Laboratory of Experimental Molecular Pathology, Department of Pathology, Fondazione IRCCS, Istituto Nazionale dei Tumori, Milan, Italy.
Lab Invest. 2013 Nov;93(11):1232-40. doi: 10.1038/labinvest.2013.107. Epub 2013 Sep 9.
The molecular marker of well-differentiated/de-differentiated liposarcomas is MDM2 gene amplification coupled with protein overexpression and wild-type TP53. MDMX is a recently identified MDM2 homolog and its presence in this tumor is unexplored. Our aim was to investigate the role of full-length MDM2 and MDMX proteins and their isoforms in surgical specimens of well-differentiated/de-differentiated liposarcomas in view of Nutlin-3A (a MDM2 inhibitor) treatment. Frozen and matched formalin-fixed, paraffin-embedded material from surgical specimens was examined by means of: (1) fluorescence in situ hybridization to determine MDM2 and MDMX gene copy numbers; (2) RT-PCR and densitometry to analyze alternative splicing forms of mdm2 and mdmx; (3) immunoblotting and immunohistochemistry to assess the corresponding translated proteins; and (4) in vitro and in silico assays to determine their affinity for Nutlin-3A. All these cases showed MDM2 gene amplification with an MDMX disomic pattern. In all cases, the full-length mdm2 transcript was associated with the mdm2-b transcript, with ratios ranging from 0.07 to 5.6, and both were translated into protein; mdmx and mdmx-s were co-transcripted, with ratios ranging from 0.1 to 5.6. MDMX-S was frequently more upregulated than MDMX at both transcriptional and protein level. Each case showed different amounts of mdm2, mdm2-b, mdmx, and mdmx-s transcripts and the corresponding proteins. In vitro assays showed that Nutlin-3A was ineffective against MDM2-B and was unable to disrupt the MDMX/TP53 and MSMX-S/TP53 complexes. Molecular simulations confirmed these in vitro findings by showing that MDM2 has high Nutlin-3A affinity, followed by MDMX-S, MDMX, and MDM2-B. Nutlin-3A is predicted to be a good therapeutic option for well-differentiated/de-differentiated liposarcomas. However, our findings predict heterogeneous responses depending on the relative expression of mdm2, mdm2-b, mdmx, and mdmx-s transcripts and proteins.

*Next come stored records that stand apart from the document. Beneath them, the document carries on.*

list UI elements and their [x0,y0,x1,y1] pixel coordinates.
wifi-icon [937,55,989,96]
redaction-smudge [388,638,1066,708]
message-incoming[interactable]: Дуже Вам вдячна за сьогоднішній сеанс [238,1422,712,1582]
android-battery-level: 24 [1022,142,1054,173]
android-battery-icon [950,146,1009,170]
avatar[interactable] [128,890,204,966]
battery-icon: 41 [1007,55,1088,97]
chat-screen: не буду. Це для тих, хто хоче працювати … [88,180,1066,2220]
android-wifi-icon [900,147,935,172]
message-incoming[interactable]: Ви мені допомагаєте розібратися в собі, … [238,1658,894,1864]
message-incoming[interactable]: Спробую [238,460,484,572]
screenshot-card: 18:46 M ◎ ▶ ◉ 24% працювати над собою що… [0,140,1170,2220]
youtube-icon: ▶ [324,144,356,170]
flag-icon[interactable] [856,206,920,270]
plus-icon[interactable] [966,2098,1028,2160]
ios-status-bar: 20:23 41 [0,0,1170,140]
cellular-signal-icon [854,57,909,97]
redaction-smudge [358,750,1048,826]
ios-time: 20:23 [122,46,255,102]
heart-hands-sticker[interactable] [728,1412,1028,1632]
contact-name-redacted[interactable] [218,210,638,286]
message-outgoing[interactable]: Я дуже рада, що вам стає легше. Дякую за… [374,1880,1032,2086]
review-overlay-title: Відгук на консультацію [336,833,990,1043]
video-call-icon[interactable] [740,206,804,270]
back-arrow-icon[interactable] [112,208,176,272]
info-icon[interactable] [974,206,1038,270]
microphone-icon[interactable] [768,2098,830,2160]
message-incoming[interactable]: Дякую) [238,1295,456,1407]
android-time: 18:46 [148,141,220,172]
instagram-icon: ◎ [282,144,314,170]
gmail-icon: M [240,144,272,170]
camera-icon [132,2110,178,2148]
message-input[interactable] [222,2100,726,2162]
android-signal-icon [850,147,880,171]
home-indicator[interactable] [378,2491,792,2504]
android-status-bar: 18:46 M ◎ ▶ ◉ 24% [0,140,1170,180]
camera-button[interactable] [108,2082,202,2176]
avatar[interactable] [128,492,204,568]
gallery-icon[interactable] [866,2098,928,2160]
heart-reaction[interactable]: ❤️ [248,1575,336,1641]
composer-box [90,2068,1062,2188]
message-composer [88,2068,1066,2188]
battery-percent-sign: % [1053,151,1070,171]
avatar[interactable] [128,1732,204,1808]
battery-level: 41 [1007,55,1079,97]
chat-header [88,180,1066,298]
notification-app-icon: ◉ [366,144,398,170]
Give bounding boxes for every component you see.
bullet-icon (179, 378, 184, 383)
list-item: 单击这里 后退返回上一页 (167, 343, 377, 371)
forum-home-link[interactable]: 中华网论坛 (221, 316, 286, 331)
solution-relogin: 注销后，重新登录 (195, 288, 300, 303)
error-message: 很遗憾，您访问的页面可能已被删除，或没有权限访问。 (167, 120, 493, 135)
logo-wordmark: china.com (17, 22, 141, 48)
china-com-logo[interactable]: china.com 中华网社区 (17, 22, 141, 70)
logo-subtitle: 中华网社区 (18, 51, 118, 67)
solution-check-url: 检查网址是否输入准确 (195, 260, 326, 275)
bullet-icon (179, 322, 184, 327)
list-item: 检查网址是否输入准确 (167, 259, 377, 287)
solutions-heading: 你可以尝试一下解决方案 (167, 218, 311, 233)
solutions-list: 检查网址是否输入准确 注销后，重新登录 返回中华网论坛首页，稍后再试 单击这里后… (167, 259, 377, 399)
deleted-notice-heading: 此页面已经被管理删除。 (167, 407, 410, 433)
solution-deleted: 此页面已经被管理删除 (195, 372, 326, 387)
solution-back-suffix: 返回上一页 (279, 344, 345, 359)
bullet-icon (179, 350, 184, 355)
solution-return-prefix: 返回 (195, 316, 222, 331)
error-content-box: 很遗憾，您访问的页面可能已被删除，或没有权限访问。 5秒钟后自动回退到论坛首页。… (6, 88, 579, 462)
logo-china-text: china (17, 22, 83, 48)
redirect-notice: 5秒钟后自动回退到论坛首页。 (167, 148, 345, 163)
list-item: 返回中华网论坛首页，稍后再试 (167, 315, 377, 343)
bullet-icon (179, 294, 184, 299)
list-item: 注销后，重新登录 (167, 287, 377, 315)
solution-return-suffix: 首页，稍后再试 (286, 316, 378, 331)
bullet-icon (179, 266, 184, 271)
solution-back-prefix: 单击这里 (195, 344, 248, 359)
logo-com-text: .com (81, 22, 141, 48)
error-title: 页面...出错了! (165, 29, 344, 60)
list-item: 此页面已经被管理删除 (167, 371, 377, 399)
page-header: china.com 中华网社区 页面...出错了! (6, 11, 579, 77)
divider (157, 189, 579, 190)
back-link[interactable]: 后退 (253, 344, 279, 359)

高分化/去分化脂肪肉瘤的分子标志物是 MDM2 基因扩增,伴有蛋白过表达和野生型 TP53。MDMX 是最近鉴定的 MDM2 同源物,其在这种肿瘤中的存在尚未被探索。我们的目的是研究全长 MDM2 和 MDMX 蛋白及其同工型在高分化/去分化脂肪肉瘤手术标本中的作用,因为 Nutlin-3A(一种 MDM2 抑制剂)的治疗作用。通过以下方法检查手术标本的冷冻和匹配的福尔马林固定、石蜡包埋材料:(1)荧光原位杂交以确定 MDM2 和 MDMX 基因拷贝数;(2)RT-PCR 和密度测定法分析 mdm2 和 mdmx 的选择性剪接形式;(3)免疫印迹和免疫组化评估相应的翻译蛋白;(4)体外和计算机模拟测定其对 Nutlin-3A 的亲和力。所有这些病例均显示 MDM2 基因扩增,MDMX 为二倍体模式。在所有情况下,全长 mdm2 转录物与 mdm2-b 转录物相关,比值范围为 0.07 至 5.6,两者均翻译为蛋白质;mdmx 和 mdmx-s 共同转录,比值范围为 0.1 至 5.6。MDMX-S 在转录和蛋白水平上通常比 MDMX 上调更多。每个病例显示出不同数量的 mdm2、mdm2-b、mdmx 和 mdmx-s 转录物和相应的蛋白质。体外试验表明,Nutlin-3A 对 MDM2-B 无效,无法破坏 MDMX/TP53 和 MSMX-S/TP53 复合物。分子模拟通过显示 MDM2 对 Nutlin-3A 具有高亲和力,其次是 MDMX-S、MDMX 和 MDM2-B,证实了这些体外发现。预测 Nutlin-3A 是治疗高分化/去分化脂肪肉瘤的良好选择。然而,我们的研究结果预测根据 mdm2、mdm2-b、mdmx 和 mdmx-s 转录物和蛋白质的相对表达,会产生不同的反应。